The high court unanimously agreed with a lower-court judge who declared the 15-year-old's police statement inadmissible.
Justice Morris Fish, writing for four of the seven Supreme Court judges, placed the onus on the police to determine a person's ability to understand their instructions.
"Police officers, in determining the appropriate language to use in explaining a young person's rights, must . . . make a reasonable effort to become aware of significant factors . . . such as learning disabilities and previous experience with the criminal justice system," Fish wrote.
A statement should not be admitted if a trial judge is not satisfied a young person understood their right to consult counsel or to have a parent present, or the consequences of waiving those rights, he wrote.
"The trial judge was . . . bound to find the statements inadmissible if she was not satisfied beyond a reasonable doubt that the young person's rights were explained to him in language appropriate to his understanding or if she had a reasonable doubt whether the young person understood his right to counsel and therefore could validly waive it," he said.
"It is clear from her reasons that she was left with a reasonable doubt in both respects."
The boy, who was charged with dangerous driving causing bodily harm, was read his rights, said he understood them and signed a waiver-of-rights form.
But the youth court judge ruled his videotaped statement inadmissible, saying prosecutors failed to prove "beyond a reasonable doubt" that the statement was voluntary and that Youth Justice Act requirements had been met.
The Court of Appeal allowed the appeal, set aside the verdict of acquittal and ordered a new trial.
The accused took that decision to the Supreme Court and won.
Four of the Supreme Court justices agreed with the "reasonable doubt" standard set by the lower-court judge, but three others said that, while it doesn't change the acquittal, holding the burden of proof in such cases to a "balance of probabilities" was standard enough.
The charge against the boy was laid after an Aug. 8, 2004, accident that nearly killed a 24-year-old man who was walking home from a friend's bachelor party in Dartmouth.
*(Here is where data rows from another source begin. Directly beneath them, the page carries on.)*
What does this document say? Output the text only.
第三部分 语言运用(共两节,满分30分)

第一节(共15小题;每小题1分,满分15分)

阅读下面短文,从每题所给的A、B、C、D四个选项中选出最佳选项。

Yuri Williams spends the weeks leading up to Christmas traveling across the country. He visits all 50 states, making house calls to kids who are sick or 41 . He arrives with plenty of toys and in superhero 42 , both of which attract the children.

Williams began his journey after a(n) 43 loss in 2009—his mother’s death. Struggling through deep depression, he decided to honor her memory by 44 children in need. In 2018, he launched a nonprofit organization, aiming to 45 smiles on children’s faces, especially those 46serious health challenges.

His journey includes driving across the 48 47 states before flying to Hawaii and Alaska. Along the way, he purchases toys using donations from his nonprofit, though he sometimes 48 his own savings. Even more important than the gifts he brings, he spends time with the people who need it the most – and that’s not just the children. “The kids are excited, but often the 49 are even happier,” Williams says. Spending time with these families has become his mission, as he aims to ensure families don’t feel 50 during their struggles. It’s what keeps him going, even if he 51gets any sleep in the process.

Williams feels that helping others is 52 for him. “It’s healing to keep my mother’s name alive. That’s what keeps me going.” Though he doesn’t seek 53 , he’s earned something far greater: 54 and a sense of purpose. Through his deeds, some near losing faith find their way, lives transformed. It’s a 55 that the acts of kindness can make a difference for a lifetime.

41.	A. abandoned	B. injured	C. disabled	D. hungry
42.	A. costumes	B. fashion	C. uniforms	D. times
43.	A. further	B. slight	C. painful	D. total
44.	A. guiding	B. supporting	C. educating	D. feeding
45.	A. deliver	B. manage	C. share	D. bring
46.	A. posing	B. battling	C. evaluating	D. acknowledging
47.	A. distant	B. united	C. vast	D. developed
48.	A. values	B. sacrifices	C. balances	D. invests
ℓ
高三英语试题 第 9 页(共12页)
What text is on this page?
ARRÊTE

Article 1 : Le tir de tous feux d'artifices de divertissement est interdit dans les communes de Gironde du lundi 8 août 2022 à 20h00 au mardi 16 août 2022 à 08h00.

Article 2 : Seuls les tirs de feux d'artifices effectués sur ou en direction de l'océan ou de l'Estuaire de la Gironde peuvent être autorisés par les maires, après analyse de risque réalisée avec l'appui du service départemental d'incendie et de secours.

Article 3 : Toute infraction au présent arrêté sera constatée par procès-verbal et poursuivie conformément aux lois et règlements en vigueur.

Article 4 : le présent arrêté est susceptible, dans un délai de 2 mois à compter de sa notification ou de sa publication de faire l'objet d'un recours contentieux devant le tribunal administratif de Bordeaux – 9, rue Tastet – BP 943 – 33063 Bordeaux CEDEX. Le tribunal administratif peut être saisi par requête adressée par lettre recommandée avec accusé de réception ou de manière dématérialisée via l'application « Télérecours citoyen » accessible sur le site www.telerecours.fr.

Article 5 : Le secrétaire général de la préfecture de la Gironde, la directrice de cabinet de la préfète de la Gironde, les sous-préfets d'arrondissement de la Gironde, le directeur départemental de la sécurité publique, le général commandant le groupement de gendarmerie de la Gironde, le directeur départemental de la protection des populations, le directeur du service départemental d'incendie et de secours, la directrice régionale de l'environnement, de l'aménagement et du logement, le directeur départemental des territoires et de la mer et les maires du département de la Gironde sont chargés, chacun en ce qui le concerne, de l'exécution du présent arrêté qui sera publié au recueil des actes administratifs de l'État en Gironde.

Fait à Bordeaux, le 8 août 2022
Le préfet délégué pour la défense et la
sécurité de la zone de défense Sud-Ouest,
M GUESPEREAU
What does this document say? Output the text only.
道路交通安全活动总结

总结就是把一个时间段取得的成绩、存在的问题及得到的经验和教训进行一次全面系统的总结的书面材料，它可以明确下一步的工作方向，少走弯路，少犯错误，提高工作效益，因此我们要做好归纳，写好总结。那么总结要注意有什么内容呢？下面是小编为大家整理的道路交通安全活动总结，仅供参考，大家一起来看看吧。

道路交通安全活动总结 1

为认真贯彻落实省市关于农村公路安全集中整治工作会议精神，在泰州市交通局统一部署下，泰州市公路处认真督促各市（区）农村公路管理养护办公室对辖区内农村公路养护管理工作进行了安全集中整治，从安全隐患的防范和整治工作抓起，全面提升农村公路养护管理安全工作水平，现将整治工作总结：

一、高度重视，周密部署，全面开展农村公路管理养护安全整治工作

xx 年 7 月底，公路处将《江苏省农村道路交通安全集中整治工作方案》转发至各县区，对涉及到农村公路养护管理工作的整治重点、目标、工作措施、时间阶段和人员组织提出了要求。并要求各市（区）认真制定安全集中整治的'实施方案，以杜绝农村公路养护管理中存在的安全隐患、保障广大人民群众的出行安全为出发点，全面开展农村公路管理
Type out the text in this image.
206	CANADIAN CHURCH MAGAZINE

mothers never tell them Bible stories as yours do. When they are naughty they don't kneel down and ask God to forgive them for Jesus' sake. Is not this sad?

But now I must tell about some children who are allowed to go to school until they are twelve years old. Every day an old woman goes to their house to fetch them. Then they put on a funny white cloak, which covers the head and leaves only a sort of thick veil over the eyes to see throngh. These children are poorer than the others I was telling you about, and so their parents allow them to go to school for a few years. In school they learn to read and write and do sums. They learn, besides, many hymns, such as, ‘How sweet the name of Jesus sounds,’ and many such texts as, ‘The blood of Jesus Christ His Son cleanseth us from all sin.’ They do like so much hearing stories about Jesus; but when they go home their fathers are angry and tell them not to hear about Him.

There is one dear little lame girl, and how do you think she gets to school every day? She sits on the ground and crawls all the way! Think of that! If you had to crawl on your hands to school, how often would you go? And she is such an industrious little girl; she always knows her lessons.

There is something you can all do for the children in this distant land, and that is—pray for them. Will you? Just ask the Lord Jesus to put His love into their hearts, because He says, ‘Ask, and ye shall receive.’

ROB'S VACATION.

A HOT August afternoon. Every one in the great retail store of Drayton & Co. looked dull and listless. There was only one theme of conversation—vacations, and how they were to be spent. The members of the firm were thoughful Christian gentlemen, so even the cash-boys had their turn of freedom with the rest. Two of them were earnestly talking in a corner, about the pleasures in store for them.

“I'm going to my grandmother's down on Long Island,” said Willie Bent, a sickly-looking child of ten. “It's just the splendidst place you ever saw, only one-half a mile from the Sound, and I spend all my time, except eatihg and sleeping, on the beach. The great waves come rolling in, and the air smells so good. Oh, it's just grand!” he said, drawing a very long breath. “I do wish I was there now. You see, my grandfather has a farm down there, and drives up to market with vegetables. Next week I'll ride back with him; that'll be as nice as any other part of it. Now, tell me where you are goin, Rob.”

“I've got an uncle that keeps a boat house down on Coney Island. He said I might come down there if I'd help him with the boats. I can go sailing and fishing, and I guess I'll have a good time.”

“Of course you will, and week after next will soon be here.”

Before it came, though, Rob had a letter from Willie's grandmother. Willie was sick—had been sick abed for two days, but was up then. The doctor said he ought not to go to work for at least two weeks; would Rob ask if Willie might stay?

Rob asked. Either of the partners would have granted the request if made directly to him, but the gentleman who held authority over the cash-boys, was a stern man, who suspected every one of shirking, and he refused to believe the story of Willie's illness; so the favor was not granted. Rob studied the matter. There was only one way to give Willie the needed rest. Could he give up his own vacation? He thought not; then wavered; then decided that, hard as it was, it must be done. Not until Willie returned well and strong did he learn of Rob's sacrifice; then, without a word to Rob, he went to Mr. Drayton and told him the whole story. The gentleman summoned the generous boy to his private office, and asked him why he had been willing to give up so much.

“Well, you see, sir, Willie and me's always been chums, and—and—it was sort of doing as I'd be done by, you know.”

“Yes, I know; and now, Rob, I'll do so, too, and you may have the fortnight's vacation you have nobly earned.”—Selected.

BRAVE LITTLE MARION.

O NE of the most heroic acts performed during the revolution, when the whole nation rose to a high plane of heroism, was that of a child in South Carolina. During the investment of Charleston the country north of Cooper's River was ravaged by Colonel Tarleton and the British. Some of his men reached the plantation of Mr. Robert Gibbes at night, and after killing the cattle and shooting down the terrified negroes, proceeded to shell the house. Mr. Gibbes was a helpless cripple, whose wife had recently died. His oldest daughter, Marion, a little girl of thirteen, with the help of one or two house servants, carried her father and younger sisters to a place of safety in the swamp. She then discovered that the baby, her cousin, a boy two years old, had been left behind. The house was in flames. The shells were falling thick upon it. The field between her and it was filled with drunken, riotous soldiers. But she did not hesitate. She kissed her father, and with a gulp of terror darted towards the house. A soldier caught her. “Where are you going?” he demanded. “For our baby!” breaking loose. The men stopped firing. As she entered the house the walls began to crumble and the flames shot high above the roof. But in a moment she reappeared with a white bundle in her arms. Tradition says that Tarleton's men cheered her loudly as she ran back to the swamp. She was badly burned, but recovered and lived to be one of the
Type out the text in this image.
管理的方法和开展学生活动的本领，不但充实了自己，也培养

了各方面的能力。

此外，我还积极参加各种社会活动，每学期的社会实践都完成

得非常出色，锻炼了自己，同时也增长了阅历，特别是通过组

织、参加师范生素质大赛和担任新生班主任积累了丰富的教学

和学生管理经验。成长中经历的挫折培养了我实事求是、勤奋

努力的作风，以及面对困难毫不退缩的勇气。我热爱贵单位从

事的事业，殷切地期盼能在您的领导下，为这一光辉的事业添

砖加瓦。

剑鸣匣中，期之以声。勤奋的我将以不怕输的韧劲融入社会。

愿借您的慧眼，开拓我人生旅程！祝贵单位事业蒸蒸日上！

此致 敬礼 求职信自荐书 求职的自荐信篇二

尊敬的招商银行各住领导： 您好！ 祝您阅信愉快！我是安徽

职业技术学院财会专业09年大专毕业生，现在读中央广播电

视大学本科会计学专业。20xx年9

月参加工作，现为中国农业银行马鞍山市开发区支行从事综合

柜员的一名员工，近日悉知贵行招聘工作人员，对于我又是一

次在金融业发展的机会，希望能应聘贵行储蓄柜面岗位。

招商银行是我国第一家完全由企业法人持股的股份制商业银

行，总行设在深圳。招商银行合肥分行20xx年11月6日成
The man spent two weeks in a coma and wasn't expected to live.
The accused teen gave a 90-minute partial confession to police that day. He originally claimed he wasn't the driver, but later admitted he was at the wheel.
The boy was sentenced to a year in a youth detention facility in September 2005 for a host of other motor vehicle-related offences.
During sentencing at that time, the court heard the boy had racked up 39 previous convictions since he began stealing cars as a 12-year-old.